Au cours de l'audience du mardi 12 juin dernier, les avocats de la défense avaient demandé un renvoi en vue de permettre aux avocats commis d'office de disposer d'un temps supplémentaire pour connaitre le dossier de leurs nouveaux clients. Le tribunal avait donc suspendu l'audience pour délibérer ce jeudi 14 juin 2018.
A la reprise, le tribunal a rejeté la demande de renvoi formulée par les avocats de la défense. Le tribunal a justifié cette décision par le fait que l'absence d'avocats de certains clients n'empêchait pas la continuité du l'audience.
Pour le tribunal, l'interrogatoire pouvait commencer avec les inculpés disposant déjà de conseils dans l'attente que la juridiction trouve des avocats aux deux prévenus qui n'avaient pas de conseils.
Par conséquent, le président du tribunal a décidé de la poursuite de l'audience avec l'audition au fond des différents inculpés.
Après cette décision, le tribunal a notifié l'assistance d'une demande de récusation du président du tribunal, Seydou Ouédraogo et de son conseiller, Emmanuel Konéné.
Cette demande de récusation a été formulée par Me Solange Zéba, conseil de l'inculpé Moussa Nébié dit Rambo.Selon ladite notification parvenue à la chambre de première instance du tribunal militaire par voie d'huissier, Me Zéba a informé le tribunal qu'elle a saisi la chambre criminelle de la Cour de cassation aux fins de récusation des deux magistrats cités.
Prenant la parole, elle a estimé que sous réserve de la décision de la Cour de cassation, le tribunal devait surseoir le procès. Outre cela, elle a indiqué que c'est pour parer à l'inertie du secrétariat de la Cour de cassation qu'elle a transmis cette demande de récusation au tribunal par voie d'huissier.
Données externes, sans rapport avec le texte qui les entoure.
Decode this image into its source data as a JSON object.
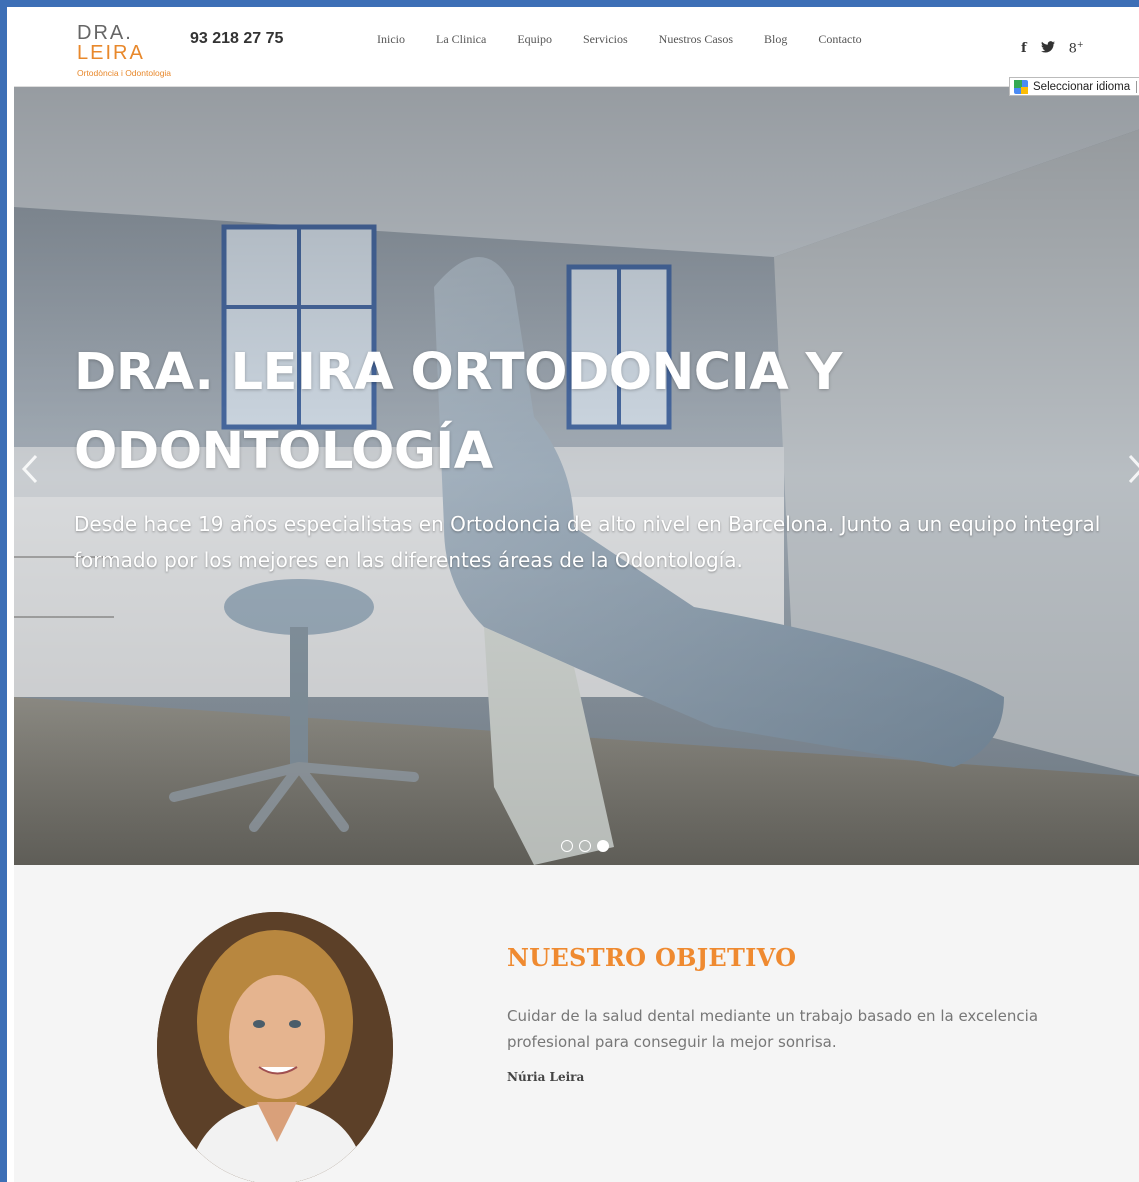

L'article 655 du Code de procédure pénale stipule que : « La requête est notifiée par les soins du secrétaire général au président de la juridiction à laquelle appartiennent le ou les magistrats récusés. Il sera sursis à la continuation de l'information et aux débats jusqu'à l'arrêt statuant sur la récusation ».
Me Zéba estime donc que par mesure de « prudence », le tribunal devrait stopper l'information et aux débats dans l'attente de l'arrêt statuant sur la récusation.
Le procureur militaire a laissé entendre que cette requête ne saurait prospérer du fait que l'article 655 du code de procédure pénale évoqué par Me Zéba n'a pas été respecté car il n'appartenait pas à la défense de notifier à la juridiction cette demande de récusation mais au secrétariat général de la Cour de cassation.
Par conséquent, le ministère public a invité le tribunal à ne pas considérer cette demande de l'avocat Solange Zéba. Emboitant le pas au procureur militaire, les avocats de la partie civile ont estimé que la requête est « un non sens juridique » du fait que la loi pénale est d'interprétation stricte. Pour Me Prospère Farama, les avocats de la défense sont en train de tout faire pour ne pas aborder le fond du dossier.
« Je suis maintenant agacé puisque cela devient théâtral. Nous savions que depuis le début de cette affaire, il y avait une stratégie de pourrissement et de blocage du procès mais je pense qu'il y a plus qu'un abus aujourd'hui et il est temps que la juridiction prenne ses responsabilités pour que nous avancions dans ce dossier » a indiqué Me Farama.
Après une brève suspension, le tribunal a rejeté la demande formulée par Me Solange Zéba et a donc décidé de continuer l'audience. Il a estimé que la notification de la récusation devrait lui parvenir par les soins du secrétariat général de la Cour de cassation et non par voie d'huissier.
Mais contre toute attente, l'audience ne se poursuivra pas. Le tribunal a décidé de la renvoyer au 29 juin prochain « pour une bonne administration de la justice ».